Good luck with the repair if you want to convert to manual ONLY.


----------



## Eagle Eye (Jan 11, 2017)

eve said:


> Preppy and others: What company did you buy your lens insurance through? Do you have to buy it at the time of purchase? Am thinking of doing this as well.



You'll find a lot of discussions of insurance on here. Personally, I just called my insurance company (USAA) and told them I wanted to insure my camera gear. I pay about $125 to insure $10,000 worth of gear a year. Covers accidental damage and theft.


----------



## EvvPhotog (Jan 16, 2017)

Ouch! I have this exact problem with mine and was getting ready to send it in for a quote.

I bought this one used for what the repair would cost.
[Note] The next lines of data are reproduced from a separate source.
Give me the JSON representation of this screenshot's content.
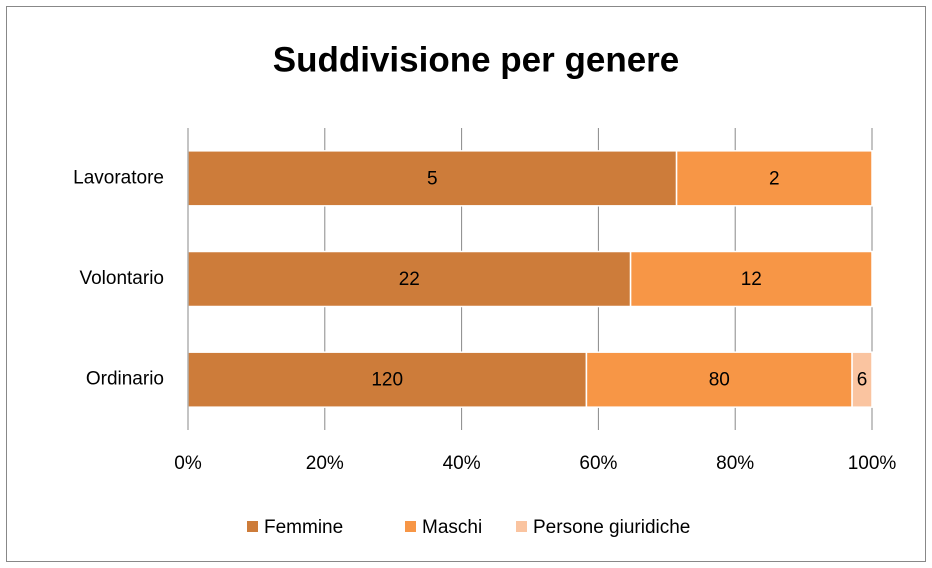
{
  "chart_data": {
    "type": "bar",
    "orientation": "horizontal",
    "stacked": "percent",
    "title": "Suddivisione per genere",
    "categories": [
      "Lavoratore",
      "Volontario",
      "Ordinario"
    ],
    "series": [
      {
        "name": "Femmine",
        "color": "#cd7c3a",
        "values": [
          5,
          22,
          120
        ]
      },
      {
        "name": "Maschi",
        "color": "#f79646",
        "values": [
          2,
          12,
          80
        ]
      },
      {
        "name": "Persone giuridiche",
        "color": "#fac4a0",
        "values": [
          null,
          null,
          6
        ]
      }
    ],
    "xlim": [
      0,
      100
    ],
    "xticks": [
      {
        "value": 0,
        "label": "0%"
      },
      {
        "value": 20,
        "label": "20%"
      },
      {
        "value": 40,
        "label": "40%"
      },
      {
        "value": 60,
        "label": "60%"
      },
      {
        "value": 80,
        "label": "80%"
      },
      {
        "value": 100,
        "label": "100%"
      }
    ],
    "grid": true,
    "legend": "bottom"
  }
}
That sucks! :-(


----------



## sama (Jan 16, 2017)

I researched and came across this post months ago when my 85 1.8 had a manual focus slip problem. I just adjusted the USM retaining ring (silver) a bit and it worked. I pushed the ring a bit (may be less than 1cm) clockwise to tighten it up and the manual focus ring became fully engaged. 

The original loctite seemed to have cracked and failed to keep the retaining ring in position. I adjusted the tension of the ring according to loctite marks.

http://community.usa.canon.com/t5/Lenses/Canon-EF-24-70-F2-8-manual-focus-slip/m-p/165429/highlight/true#M7504


----------